Mientras, en segmentos sociales adinerados, crecían niños, niñas y adolescentes que materialmente todo lo tenían menos el calor de un hogar.

“Jevitos” atiborrados de cosas con las que el padre y la madre pretendían compensar su ausencia, generando un vacío existencial que puede inducir a la drogadicción, a conductas antisociales.

De esta cantera, también de estratos medios y bajos con la escalera política, surgieron “delincuentes de cuello blanco”, fruto de hogares donde el dinero, ansias de poder y placer enterraron la honestidad, la integridad y otros valores éticos y morales antes cultivados, que estampaban un sello de dignidad a las familias.

Se forjaron políticos y empresarios corruptos, narcotraficantes, contrabandistas, lavadores de activos, ciberdelincuentes, cuyo enriquecimiento ilícito impune influye en adolescentes y jóvenes que toman caminos delictivos.

Esta es parte de una historia que vale recordar para no repetirla, el origen en el país de un complejo fenómeno social que por falta de prevención se magnificó, convirtiéndose en uno de los principales problemas nacionales.

Lo es para la mayoría, el 78.8% de la población, como recién reveló un estudio de Participación Ciudadana y Transparencia Internacional, el cual señala que la delincuencia preocupa al 94.6% de la ciudadanía.

Evolución

En la década del setenta del pasado siglo, se dio el alerta. La advertencia llegó a tiempo para cortar el mal cuando aún no había echado raíces profundas, cuando la desigualdad, corrupción e impunidad no se habían desbordado.

Desde entonces, los gobiernos han privilegiado las medidas reactivas y represivas para combatir la delincuencia y criminalidad. Desde entonces, asaltantes, violadores, asesinos, malhechores con nuevas y sofisticadas modalidades de robos y atracos perturban la paz individual y social.

Al no adoptarse las debidas previsiones, el problema creció en los años ochenta, cuando las penurias económicas de la crisis de la deuda provocaron una estampida migratoria al exterior y mayor desintegración familiar.
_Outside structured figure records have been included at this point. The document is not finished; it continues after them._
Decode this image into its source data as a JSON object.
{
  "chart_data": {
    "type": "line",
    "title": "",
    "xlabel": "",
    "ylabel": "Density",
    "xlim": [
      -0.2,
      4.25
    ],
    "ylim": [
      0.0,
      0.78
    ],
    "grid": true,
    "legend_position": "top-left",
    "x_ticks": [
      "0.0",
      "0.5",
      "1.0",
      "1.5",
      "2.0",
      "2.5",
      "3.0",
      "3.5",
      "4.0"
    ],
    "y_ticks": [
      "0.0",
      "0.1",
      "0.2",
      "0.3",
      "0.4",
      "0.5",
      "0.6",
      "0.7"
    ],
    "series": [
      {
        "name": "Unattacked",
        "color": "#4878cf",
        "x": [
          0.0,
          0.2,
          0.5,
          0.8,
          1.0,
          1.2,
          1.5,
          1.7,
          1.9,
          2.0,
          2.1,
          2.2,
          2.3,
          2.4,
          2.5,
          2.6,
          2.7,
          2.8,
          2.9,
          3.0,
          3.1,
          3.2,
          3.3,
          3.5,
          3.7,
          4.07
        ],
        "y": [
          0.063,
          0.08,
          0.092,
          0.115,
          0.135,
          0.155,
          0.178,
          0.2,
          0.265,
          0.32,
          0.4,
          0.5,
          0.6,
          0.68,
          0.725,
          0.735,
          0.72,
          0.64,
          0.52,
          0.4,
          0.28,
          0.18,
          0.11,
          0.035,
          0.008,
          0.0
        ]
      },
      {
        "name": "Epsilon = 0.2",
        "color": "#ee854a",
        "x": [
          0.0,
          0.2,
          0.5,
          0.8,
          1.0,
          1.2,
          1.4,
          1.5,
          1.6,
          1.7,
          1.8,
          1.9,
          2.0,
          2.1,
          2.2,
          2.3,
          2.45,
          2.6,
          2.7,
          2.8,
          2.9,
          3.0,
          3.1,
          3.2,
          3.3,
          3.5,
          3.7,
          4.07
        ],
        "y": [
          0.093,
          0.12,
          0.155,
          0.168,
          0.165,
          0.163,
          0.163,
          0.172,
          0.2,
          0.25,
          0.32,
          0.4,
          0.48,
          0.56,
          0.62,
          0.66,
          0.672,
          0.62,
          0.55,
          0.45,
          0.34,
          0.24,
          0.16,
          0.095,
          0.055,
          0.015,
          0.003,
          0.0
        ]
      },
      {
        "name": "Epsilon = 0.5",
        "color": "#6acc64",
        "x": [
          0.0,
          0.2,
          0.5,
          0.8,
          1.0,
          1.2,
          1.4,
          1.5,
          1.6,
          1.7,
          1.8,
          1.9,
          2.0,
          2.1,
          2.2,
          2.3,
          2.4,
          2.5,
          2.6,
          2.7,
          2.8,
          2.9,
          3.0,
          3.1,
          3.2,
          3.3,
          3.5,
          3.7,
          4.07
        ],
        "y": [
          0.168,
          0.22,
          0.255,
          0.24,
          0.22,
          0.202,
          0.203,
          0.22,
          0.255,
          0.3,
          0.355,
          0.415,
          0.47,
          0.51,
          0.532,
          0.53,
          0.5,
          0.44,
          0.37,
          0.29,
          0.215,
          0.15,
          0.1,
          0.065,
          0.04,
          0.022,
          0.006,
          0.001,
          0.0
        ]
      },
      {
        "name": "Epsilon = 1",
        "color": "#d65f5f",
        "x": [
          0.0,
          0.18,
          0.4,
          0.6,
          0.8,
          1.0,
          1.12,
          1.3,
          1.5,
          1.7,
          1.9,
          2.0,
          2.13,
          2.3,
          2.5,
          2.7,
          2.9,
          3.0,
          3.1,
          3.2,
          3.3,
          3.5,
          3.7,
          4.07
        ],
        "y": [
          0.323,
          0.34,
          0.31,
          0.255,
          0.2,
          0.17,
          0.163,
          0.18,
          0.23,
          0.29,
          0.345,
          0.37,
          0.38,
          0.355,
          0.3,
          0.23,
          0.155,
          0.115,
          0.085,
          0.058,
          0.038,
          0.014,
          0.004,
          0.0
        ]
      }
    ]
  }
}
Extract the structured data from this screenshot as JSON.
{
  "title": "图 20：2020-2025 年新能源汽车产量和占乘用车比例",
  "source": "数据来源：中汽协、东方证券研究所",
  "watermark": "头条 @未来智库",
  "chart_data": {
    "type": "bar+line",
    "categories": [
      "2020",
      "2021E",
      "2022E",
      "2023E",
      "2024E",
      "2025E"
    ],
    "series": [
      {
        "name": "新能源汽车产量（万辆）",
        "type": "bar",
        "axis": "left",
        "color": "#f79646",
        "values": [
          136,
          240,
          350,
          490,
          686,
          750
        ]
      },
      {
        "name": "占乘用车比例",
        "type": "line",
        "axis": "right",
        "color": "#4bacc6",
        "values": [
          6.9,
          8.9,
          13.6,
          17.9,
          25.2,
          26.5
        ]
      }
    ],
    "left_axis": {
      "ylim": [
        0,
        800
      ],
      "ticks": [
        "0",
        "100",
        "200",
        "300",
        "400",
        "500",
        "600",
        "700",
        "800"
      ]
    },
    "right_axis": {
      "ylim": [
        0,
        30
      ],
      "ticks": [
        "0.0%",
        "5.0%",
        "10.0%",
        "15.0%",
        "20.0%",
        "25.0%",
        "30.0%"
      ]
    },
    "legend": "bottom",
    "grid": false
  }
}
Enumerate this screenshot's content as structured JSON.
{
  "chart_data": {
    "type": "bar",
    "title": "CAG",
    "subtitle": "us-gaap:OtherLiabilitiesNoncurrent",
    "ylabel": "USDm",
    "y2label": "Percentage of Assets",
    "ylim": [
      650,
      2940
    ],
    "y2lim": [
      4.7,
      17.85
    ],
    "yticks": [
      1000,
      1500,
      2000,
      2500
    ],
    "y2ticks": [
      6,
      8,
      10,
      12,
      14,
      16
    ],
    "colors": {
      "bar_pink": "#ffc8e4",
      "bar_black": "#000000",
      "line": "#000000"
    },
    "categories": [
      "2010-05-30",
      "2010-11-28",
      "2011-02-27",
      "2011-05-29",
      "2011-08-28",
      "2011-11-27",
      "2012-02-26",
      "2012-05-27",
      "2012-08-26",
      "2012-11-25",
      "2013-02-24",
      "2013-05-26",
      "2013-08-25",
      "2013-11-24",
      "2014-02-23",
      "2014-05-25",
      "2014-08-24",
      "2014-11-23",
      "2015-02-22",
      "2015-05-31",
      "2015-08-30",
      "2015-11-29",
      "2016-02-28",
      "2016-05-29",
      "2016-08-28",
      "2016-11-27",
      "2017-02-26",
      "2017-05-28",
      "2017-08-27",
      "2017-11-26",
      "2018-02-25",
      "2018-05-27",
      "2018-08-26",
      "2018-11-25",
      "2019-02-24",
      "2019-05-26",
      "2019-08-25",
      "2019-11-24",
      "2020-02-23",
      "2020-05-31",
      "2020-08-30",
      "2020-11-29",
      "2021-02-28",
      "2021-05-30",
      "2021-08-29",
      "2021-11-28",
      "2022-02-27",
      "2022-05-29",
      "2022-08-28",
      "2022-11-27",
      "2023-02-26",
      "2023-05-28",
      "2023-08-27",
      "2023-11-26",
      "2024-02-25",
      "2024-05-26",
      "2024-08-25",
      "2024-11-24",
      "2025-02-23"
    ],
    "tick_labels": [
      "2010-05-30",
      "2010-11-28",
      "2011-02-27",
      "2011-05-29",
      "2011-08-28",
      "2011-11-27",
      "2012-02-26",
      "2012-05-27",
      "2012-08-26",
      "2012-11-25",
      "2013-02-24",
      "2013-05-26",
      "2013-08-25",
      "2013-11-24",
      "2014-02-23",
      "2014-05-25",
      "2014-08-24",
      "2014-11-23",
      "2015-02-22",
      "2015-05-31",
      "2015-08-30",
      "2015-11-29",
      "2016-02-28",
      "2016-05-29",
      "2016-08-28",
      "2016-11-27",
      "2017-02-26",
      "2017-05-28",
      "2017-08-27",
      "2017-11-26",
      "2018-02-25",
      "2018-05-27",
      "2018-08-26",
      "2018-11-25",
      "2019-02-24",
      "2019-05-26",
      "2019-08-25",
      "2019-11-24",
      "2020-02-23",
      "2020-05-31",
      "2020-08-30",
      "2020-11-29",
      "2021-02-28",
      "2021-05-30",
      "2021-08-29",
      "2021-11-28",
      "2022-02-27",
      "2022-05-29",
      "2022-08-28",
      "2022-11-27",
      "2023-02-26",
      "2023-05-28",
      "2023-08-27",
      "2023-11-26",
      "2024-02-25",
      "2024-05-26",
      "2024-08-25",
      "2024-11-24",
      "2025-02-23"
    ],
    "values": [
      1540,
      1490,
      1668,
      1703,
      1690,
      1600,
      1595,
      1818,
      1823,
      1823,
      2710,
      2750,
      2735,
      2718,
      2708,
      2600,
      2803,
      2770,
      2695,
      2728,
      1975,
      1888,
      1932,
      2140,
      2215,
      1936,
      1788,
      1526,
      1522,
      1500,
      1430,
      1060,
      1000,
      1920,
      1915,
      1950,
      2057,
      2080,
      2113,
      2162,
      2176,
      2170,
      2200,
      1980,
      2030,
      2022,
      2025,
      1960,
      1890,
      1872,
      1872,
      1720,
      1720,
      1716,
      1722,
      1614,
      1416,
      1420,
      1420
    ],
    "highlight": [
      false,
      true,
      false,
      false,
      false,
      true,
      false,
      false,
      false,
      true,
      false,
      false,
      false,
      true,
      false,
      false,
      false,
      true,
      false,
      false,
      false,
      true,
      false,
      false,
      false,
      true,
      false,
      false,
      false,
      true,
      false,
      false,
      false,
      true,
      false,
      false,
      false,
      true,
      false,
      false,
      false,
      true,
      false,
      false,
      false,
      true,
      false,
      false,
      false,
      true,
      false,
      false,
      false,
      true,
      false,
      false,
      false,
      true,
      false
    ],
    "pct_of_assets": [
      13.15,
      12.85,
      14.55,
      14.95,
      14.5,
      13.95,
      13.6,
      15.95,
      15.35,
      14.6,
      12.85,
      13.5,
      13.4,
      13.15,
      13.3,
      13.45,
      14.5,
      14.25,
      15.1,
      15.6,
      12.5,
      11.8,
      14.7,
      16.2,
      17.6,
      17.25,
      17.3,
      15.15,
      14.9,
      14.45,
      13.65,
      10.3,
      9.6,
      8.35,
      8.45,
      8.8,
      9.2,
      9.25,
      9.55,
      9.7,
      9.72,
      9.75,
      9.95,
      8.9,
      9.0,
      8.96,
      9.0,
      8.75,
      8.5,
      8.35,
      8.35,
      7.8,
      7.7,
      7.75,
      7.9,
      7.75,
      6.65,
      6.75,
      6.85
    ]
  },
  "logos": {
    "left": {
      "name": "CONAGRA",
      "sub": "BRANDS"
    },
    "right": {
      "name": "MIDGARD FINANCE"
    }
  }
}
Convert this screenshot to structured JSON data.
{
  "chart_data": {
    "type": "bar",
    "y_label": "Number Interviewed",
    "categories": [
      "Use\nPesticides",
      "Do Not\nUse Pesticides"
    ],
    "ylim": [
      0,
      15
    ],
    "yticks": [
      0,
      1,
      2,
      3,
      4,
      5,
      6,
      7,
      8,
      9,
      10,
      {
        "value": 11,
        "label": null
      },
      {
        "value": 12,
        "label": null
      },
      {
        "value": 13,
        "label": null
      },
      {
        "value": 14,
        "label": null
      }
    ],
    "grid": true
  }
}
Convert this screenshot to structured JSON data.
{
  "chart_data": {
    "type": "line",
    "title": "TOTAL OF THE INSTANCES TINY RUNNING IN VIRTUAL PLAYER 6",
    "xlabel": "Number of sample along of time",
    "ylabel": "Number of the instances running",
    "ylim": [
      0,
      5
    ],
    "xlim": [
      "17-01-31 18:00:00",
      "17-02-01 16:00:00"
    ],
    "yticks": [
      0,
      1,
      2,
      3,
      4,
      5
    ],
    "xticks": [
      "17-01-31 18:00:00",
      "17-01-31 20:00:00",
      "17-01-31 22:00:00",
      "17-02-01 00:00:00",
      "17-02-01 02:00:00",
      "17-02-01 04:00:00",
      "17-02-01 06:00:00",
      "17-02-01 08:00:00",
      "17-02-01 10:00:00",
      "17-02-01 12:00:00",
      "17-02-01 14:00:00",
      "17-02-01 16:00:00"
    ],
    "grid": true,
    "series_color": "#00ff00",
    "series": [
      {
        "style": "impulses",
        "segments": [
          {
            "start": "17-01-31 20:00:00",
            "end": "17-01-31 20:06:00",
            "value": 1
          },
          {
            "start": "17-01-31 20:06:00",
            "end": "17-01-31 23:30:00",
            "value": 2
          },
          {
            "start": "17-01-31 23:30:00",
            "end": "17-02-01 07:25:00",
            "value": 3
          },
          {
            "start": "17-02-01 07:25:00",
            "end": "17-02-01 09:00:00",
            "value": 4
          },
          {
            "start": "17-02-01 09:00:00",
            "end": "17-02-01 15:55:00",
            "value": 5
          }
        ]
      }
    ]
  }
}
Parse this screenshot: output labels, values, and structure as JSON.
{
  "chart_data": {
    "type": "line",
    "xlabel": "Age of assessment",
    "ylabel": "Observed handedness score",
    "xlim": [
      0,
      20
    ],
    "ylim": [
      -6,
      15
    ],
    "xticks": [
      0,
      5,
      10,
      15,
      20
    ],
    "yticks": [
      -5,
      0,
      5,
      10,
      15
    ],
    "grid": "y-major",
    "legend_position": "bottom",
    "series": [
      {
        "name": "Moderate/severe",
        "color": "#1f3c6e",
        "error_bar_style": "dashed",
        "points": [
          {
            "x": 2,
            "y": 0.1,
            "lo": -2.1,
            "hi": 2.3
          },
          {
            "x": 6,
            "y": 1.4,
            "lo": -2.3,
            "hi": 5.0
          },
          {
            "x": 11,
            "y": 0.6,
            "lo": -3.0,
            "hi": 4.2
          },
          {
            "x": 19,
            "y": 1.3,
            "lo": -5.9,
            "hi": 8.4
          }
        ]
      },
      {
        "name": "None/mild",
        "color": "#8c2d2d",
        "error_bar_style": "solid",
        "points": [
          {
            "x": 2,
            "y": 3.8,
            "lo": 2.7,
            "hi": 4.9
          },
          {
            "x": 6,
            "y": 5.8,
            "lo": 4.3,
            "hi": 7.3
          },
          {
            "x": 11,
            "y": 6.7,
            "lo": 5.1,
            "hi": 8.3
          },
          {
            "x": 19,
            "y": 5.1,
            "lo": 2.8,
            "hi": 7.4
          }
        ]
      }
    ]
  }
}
Aquellos muchachitos “huele-cemento” eran ya jóvenes y adultos al cobrar auge el narcotráfico en los noventa y aparecer el microtráfico al final de ese decenio, surgiendo delincuentes feroces, con garras más afiladas.

Los “tigueritos” de ayer dieron paso en el presente siglo a “tígueres” decididos a robar y matar, envenenados por las frustraciones y el resentimiento al constatar su exclusión de la sociedad, de la bonanza que en otros reportaba el crecimiento económico.

Extravagantes estilos de vida les deslumbraron, negándose a renunciar al mundo de bienestar que le cierra la puerta. Y, ciegos de ira, deciden forzarla, no importa el precio, aún su vida.

Su existencia discurre sin ninguna perspectiva, en un abandono que les induce a disfrutar intensamente la vida, a menospreciar su valor. Viven de prisas, sin delimitar etapas, como pretendiendo agotar en un solo ciclo la adolescencia, juventud y adultez.

Sin lograr contener la ola delincuencial, en 2005 y 2013 se ejecutaron planes de seguridad ciudadana que en su diseño incluían la prevención, pero esta se marginó.

¿Ocurrirá lo mismo con “Mi País Seguro”, iniciado en 2021 en Cristo Rey?

No lo sabemos

De lo que sí hay evidencias es de que es imposible frenar este fenómeno multifactorial solo persiguiendo y sancionando el delito. Exige una política integral inclusiva y participativa de corto, mediano y largo plazos, que aborde causas y efectos, e involucre a la familia, la escuela, las iglesias, a la comunidad.